Serial Numbers

Modified on Wed, 8 Jul at 5:03 AM

Serial Number Management

Track the traceability of your products down to the individual unit: from purchase receipts through to customer delivery, including stock counts and returns.

Key difference: Serial number vs Batch number

While a batch number groups together several units of the same product (for example sharing a common expiry date), a serial number identifies a single unique unit. It is the ideal tool for high-value products, electronics, or equipment requiring individual warranty or after-sales tracking.

1. Fundamental rules for serialised products

To use serial numbers in Erplain, a few simple principles apply to your product records:

No decimal stock: A product tracked by serial number can only have whole number quantities in stock (1, 2, 50, etc.). Half-units (such as 1.5) are not possible.

Strict uniqueness: A serial number is unique for a given product within your company. You cannot register the same number twice for the same product, even if you have multiple warehouses.

Compatibility with batches: If a product is tracked by both batch number and serial number, each serial number must be linked to a specific batch.

To enable serial numbers on a product, go to the traceability section of a product.


You can enable both batch number and serial number tracking on the same product. Once serial number tracking is enabled on a product, you can allocate the existing stock either one by one or with a bulk creation.

2. Lifecycle of a serial number (Statuses)

Each serial number goes through different statuses in Erplain to indicate precisely where it is:

Available

The product is in stock in your warehouse. It is ready to be sold, transferred or used.

Allocated

The serial number is selected in an active sales order. It is reserved for that sale and cannot be offered to another customer.

Shipped

The product has left your warehouse following the validation of a delivery note or a direct invoice. It is permanently removed from your physical stock.

Unavailable

The product is no longer available in stock (removed via a negative stock adjustment, returned to the supplier, or identified as a discrepancy during a stock count).

3. Serial numbers in the sales and purchase cycles

Receiving and Stock Entries (Purchases)

When purchasing serialised products, you must enter their serial numbers to add them to your stock:

  • Supplier Receiving Note: Upon receiving, you validate or scan the received serial numbers. This step updates the stock and sets the status to Available.


  • Stock adjustment (Entry): If you add stock manually, Erplain will prompt you to enter the corresponding new serial numbers.

Shipping and Stock Removals (Sales)

When selling serialised products, Erplain ensures that you are selling the exact product selected:

  • Sales Order: You must choose serial numbers from those that are Available in the selected warehouse. They then move to Allocated to prevent them from being sold to another customer.


  • Delivery Note / Invoice: As soon as you deliver or invoice the product directly, the associated serial numbers automatically move to Shipped.
  • Stock adjustment (Removal): If you remove a product manually, you must select the specific serial number to remove. It then moves to Unavailable.

Product returns

  • When reintegrating a product returned by a customer, you must select the serial number that was previously Shipped. It reverts to Available (or is isolated if defective).
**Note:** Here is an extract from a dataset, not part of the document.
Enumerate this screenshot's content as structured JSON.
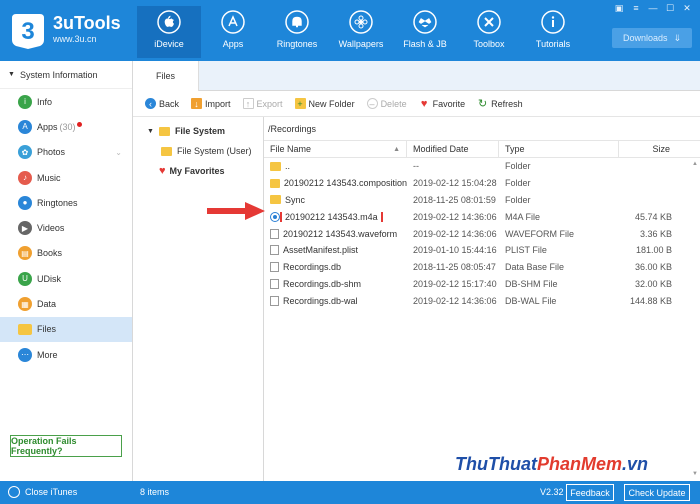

4. Tracking serial numbers in Erplain

Serial numbers can be tracked in Erplain from the traceability menu. This provides you with a list of your serial numbers along with their statuses and an associated batch number where applicable.

Summary

Serial number management in Erplain gives you complete and secure visibility over your high-value products. By understanding the role of each status and following the quantity matching rules during your transactions, you will maintain total and seamless control over your stock.